Patients at the Scoliosis Reduction Center benefit from customized treatment plans that involve combining different disciplines for the best potential results, so depending on what’s caused the radiculopathy, I can work towards providing pain relief by addressing its underlying cause.
If intervertebral disc deterioration is the underlying cause, I work towards improving the function of the affected disc as this will improve the health of its surroundings, including nerves.
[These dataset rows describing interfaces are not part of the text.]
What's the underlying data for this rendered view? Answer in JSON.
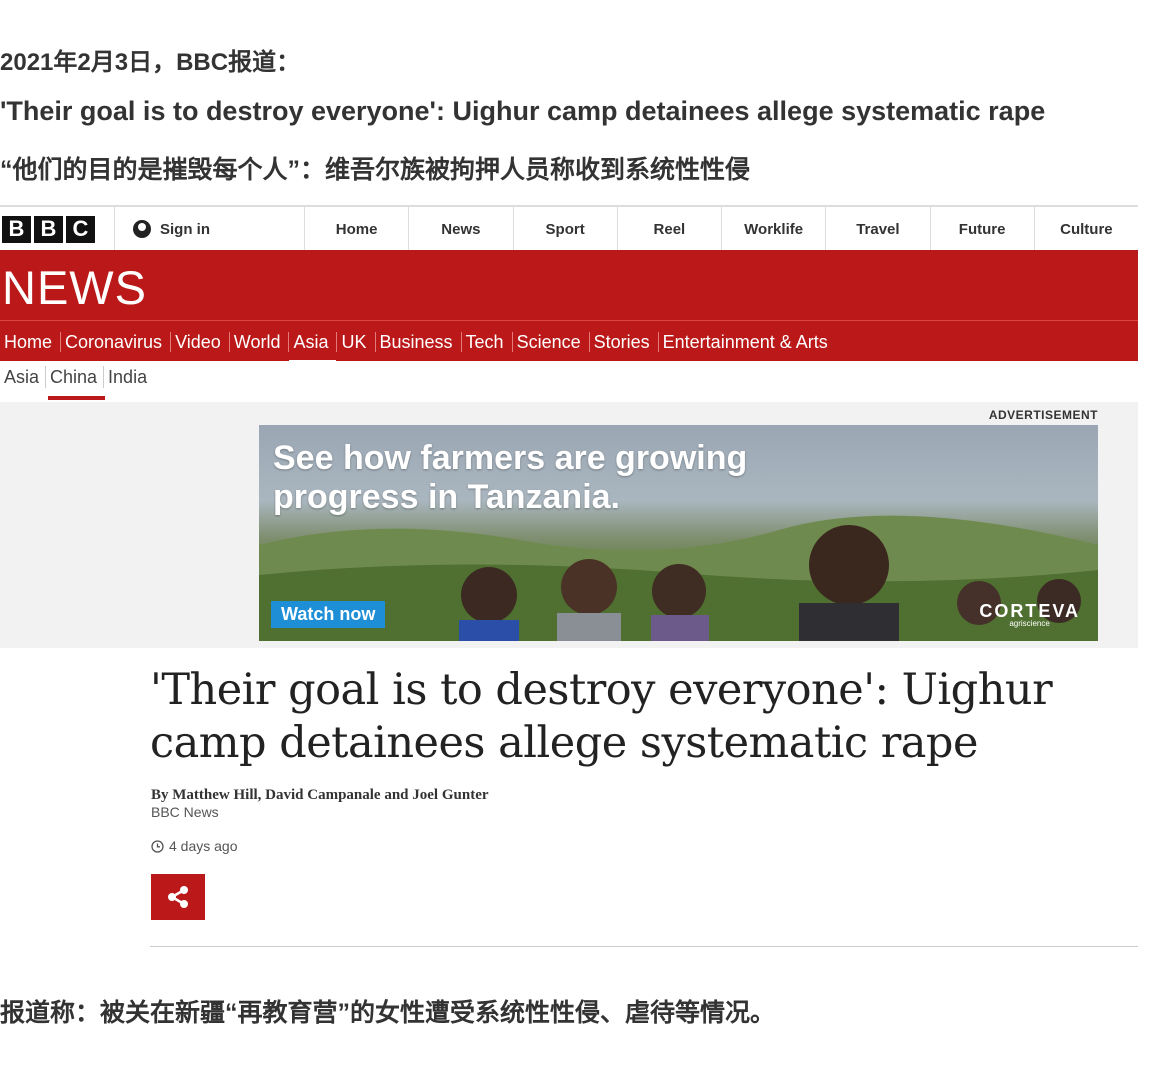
{
  "intro": {
    "date_line": "2021年2月3日，BBC报道：",
    "english_title": "'Their goal is to destroy everyone': Uighur camp detainees allege systematic rape",
    "chinese_title": "“他们的目的是摧毁每个人”：维吾尔族被拘押人员称收到系统性性侵"
  },
  "bbc_bar": {
    "logo_letters": [
      "B",
      "B",
      "C"
    ],
    "sign_in": "Sign in",
    "nav": [
      "Home",
      "News",
      "Sport",
      "Reel",
      "Worklife",
      "Travel",
      "Future",
      "Culture"
    ]
  },
  "news": {
    "wordmark": "NEWS",
    "nav": [
      "Home",
      "Coronavirus",
      "Video",
      "World",
      "Asia",
      "UK",
      "Business",
      "Tech",
      "Science",
      "Stories",
      "Entertainment & Arts"
    ],
    "active_nav": "Asia",
    "subnav": [
      "Asia",
      "China",
      "India"
    ],
    "active_subnav": "China"
  },
  "ad": {
    "label": "ADVERTISEMENT",
    "line1": "See how farmers are growing",
    "line2": "progress in Tanzania.",
    "cta": "Watch now",
    "brand": "CORTEVA",
    "brand_sub": "agriscience"
  },
  "article": {
    "headline": "'Their goal is to destroy everyone': Uighur camp detainees allege systematic rape",
    "byline": "By Matthew Hill, David Campanale and Joel Gunter",
    "org": "BBC News",
    "timestamp": "4 days ago"
  },
  "outro": "报道称：被关在新疆“再教育营”的女性遭受系统性性侵、虐待等情况。",
  "colors": {
    "bbc_red": "#bb1919",
    "ad_blue": "#1e8fd6"
  }
}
This can be done by addressing relevant lifestyle issues such as maintaining a healthy weight and activity level and the ergonomics of how to lift heavy objects without repeatedly straining the back.
I can also work towards improving the health of the affected disc’s surroundings by increasing core strength so the spine is optimally supported and stabilized, circulation is increased, and through chiropractic care, vertebral adjustments/remodeling can induce a structural change that can take pressure off an affected disc, making improvements to its position, so related compression on nearby nerves is reduced.
When a structural spinal condition like scoliosis is the underlying cause, first and foremost, I want to impact the condition on a structural level through chiropractic care, and through physical therapy and condition-specific exercises, increasing core strength means the spine, and its individual parts, don’t have to work so hard to maintain its natural curvatures and alignment.
If a spinal injury or trauma is the cause of compressed nerves, treating the injury proactively will impact symptoms such as nerve compression and pain.
In addition to proactive treatment for radiculopathy, prevention is an effective means of preserving the health and function of the spine and its nerves.
The old adage that a pound of prevention is worth an ounce of cure is as true today as it’s always been, but as lives get busier and more complex, it can become harder to live by.
Every human body is going to experience natural age-related degeneration, but the cumulative effect of certain lifestyle choices can either minimize or maximize those effects.
In addition, being proactive with health means being responsible, which lessens the likelihood of sustaining a spinal injury/trauma, along with the many complications and conditions that can arise.
The best way to approach radiculopathy is to prevent its development in the first place, and this can be worked towards in a number of ways: by making proactive and healthy lifestyle choices that are known to protect the spine.
From maintaining a healthy weight and activity level, increasing core strength, practicing good posture, lifting heavy objects properly, staying hydrated, stretching, to always being aware of how movement affects the spine, these are choices that can help protect and preserve the essential spinal nerves.
The term radiculopathy refers to a wide range of symptoms caused by a spinal nerve being pinched.
A pinched spinal nerve can occur in any spinal section (cervical, thoracic, and lumbar) and produce a number of symptoms that can include localized and/or radicular pain that ranges from mild to debilitating and can include weakness, tingling, and/or numbness.
There are different severity levels and causes of radiculopathy, including disc issues and a variety of spinal conditions that cause a loss of space within the spine and result in nerve compression.
When nerves are exposed to compression, they can become irritated and inflamed, and effective radiculopathy treatment has to address the underlying cause of the compression.
Here at the Scoliosis Reduction Center, I combine multiple forms of treatment, including a variety of therapies and chiropractic care, to work towards increasing core strength, so the spine is optimally supported, taking pressure off the spine and its discs, spinal adjustments/remodeling to induce a structural change, and providing lifestyle guidance.